Posted on August 21, 2015 in HR Insights for Health Care

Published by: Hall Render

On August 21, 2015, the Court of Appeals for the D.C. Circuit (the “Court”) issued a ruling in Home Care Association of America v. David Weil, also known as the “companionship services lawsuit.” Unfortunately, it is more bad news for the home care industry. The Court ruled that the Department of Labor (“DOL”) has the authority to make the proposed changes to the companionship services exemption and that the DOL’s proposed changes are based upon a reasonable interpretation of the statute. This means the rule that prohibited third-party employers from relying upon the exemption is valid.

The main issue in the Court’s ruling is whether the trial court correctly concluded that the DOL lacked authority to exclude domestic service employees who were employed by third parties from coverage under the exemption. The trial court found that the Fair Labor Standards Act (“FLSA”) was clear and did not allow the DOL the authority to revise the exemption to exclude individuals employed by third parties. The Court noted that in a previous case,Evelyn Coke v. Long Island Care at Home, the U.S. Supreme Court had expressly concluded that the FLSA was ambiguous and that the question regarding whether third-party employers can rely on the exemption was an issue for the DOL to decide through rulemaking.
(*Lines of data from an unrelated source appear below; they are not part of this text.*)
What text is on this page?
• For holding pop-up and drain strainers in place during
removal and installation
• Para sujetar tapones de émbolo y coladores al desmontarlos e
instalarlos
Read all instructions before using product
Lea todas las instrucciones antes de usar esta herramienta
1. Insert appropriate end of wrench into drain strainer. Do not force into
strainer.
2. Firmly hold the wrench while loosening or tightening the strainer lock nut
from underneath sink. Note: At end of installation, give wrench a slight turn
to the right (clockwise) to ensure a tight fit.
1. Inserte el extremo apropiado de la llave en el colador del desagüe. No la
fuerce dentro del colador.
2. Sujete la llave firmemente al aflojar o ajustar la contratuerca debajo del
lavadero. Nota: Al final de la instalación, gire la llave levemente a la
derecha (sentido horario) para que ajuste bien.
Once the court concluded that the DOL had the authority to promulgate the regulation, the only remaining question was whether the DOL’s revised regulation was reasonable. This step of review tends to be very deferential to the agency. The Court found the DOL had considered the impact of the changes to providers, workers and patients. The Court specifically noted that the DOL had considered data from 15 states that had eliminated the companionship exemption. Based upon the DOL’s review, the regulation was found to be a reasonable exercise of the DOL’s authority and should be upheld. The Court then reversed the trial court’s ruling on the revised definition of companionship services because the providers lacked standing to challenge it.

Practical Takeaways

As a result of this ruling, third-party employers will not be able to rely upon the companionship services exemption. Home care providers who had continued to rely upon it as a result of the trial court’s ruling must now revisit their scheduling practices. Providers must assess whether they can afford to pay employees they categorized as exempt companions overtime and, if not, how to reduce employee hours to avoid overtime.

It is not clear when the DOL will begin to require compliance with the new rule. They had previously given providers a grace period to achieve compliance. Perhaps they may provide a similar grace period at this juncture. The bottom line is that providers should now revisit the impact of using non-skilled workers, such as home health aids, hospice aids and attendants, more than 40 hours a week as they will soon have to be paid overtime.